Of course, we all know what happened afterwards. The Dubai real estate market tanked in 2008, with properties quickly shedding up to 60 percent of their value, while the Waterfront itself sank when master developer Nakheel was forced to restructure approximately $11bn in debt.

While he may not feel like much of a celebrity these days, as CEO of boutique real estate broker Dar Al Aqar, Abulohom again is well-placed to capitalise on the recent resurgence in the emirate’s property market.

“We are seeing now clearly that people are coming back to Dubai and looking for opportunities, whether that’s a job or for investment, and that’s creating demand for real estate,” he tells Arabian Business. “That drives the prices higher.”

According to analysis by real estate consultant Jones Lang LaSalle, average prices in Dubai rose by more than 20 percent during 2013, and could reach their 2008 peak before the end of this year. Dar Al Aqar, whose chairman is also a former Nakheel executive, probably knows the ups and downs of Dubai property better than most.

“There is a very positive sentiment in the market in Dubai, overall, in real estate and in the economy.
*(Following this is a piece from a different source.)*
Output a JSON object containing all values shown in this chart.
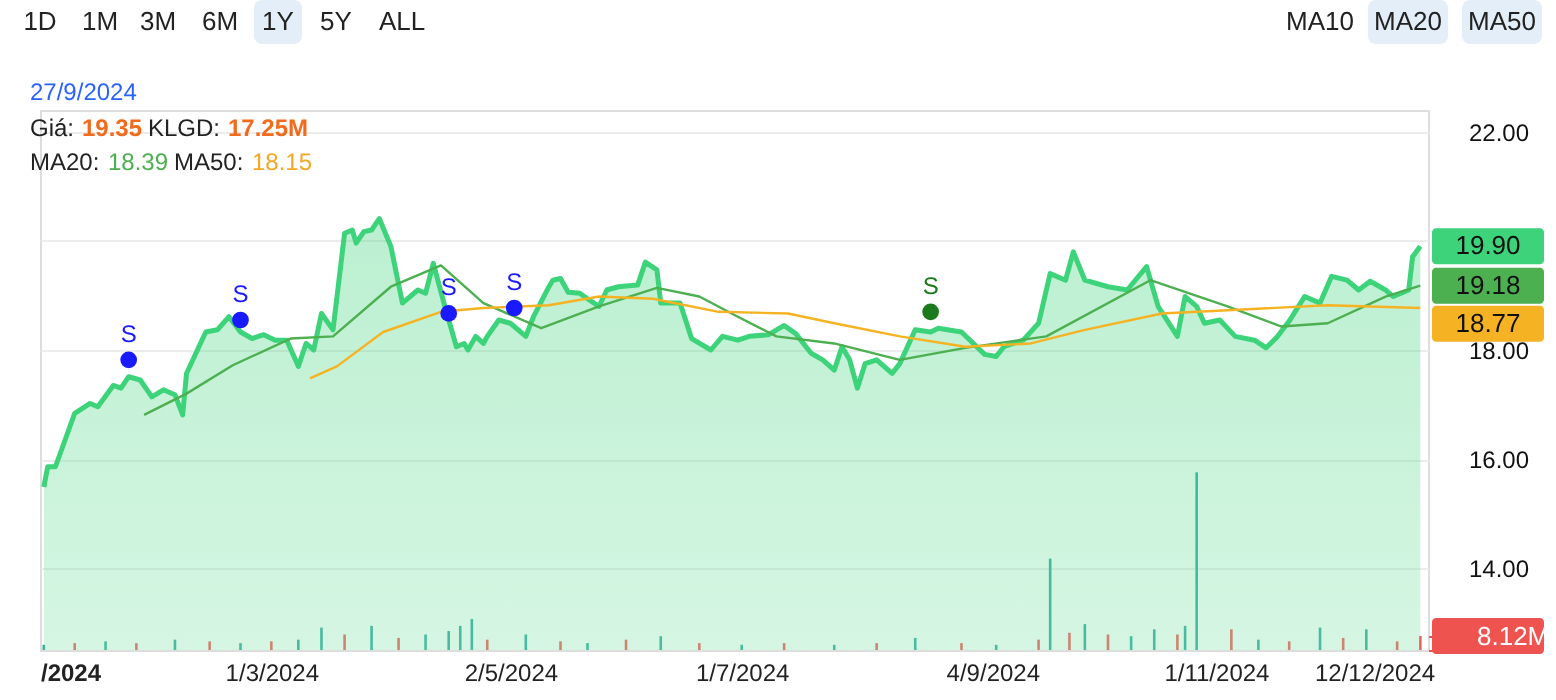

The anticipation before the Expo announcement brought in good interest, good demand, and we’ve seen after the announcement good growth in the market overall,” Abulohom says.

He believes that the market has learned its lessons from last time round, and that a more measured approach from developers, investors and regulators will prove for a leaner, more mature growth curve.

“What we used to see was 90 percent finances, and this was open, you could take as many units [as you wanted], beyond the capacity of the individuals applying,” he recalls.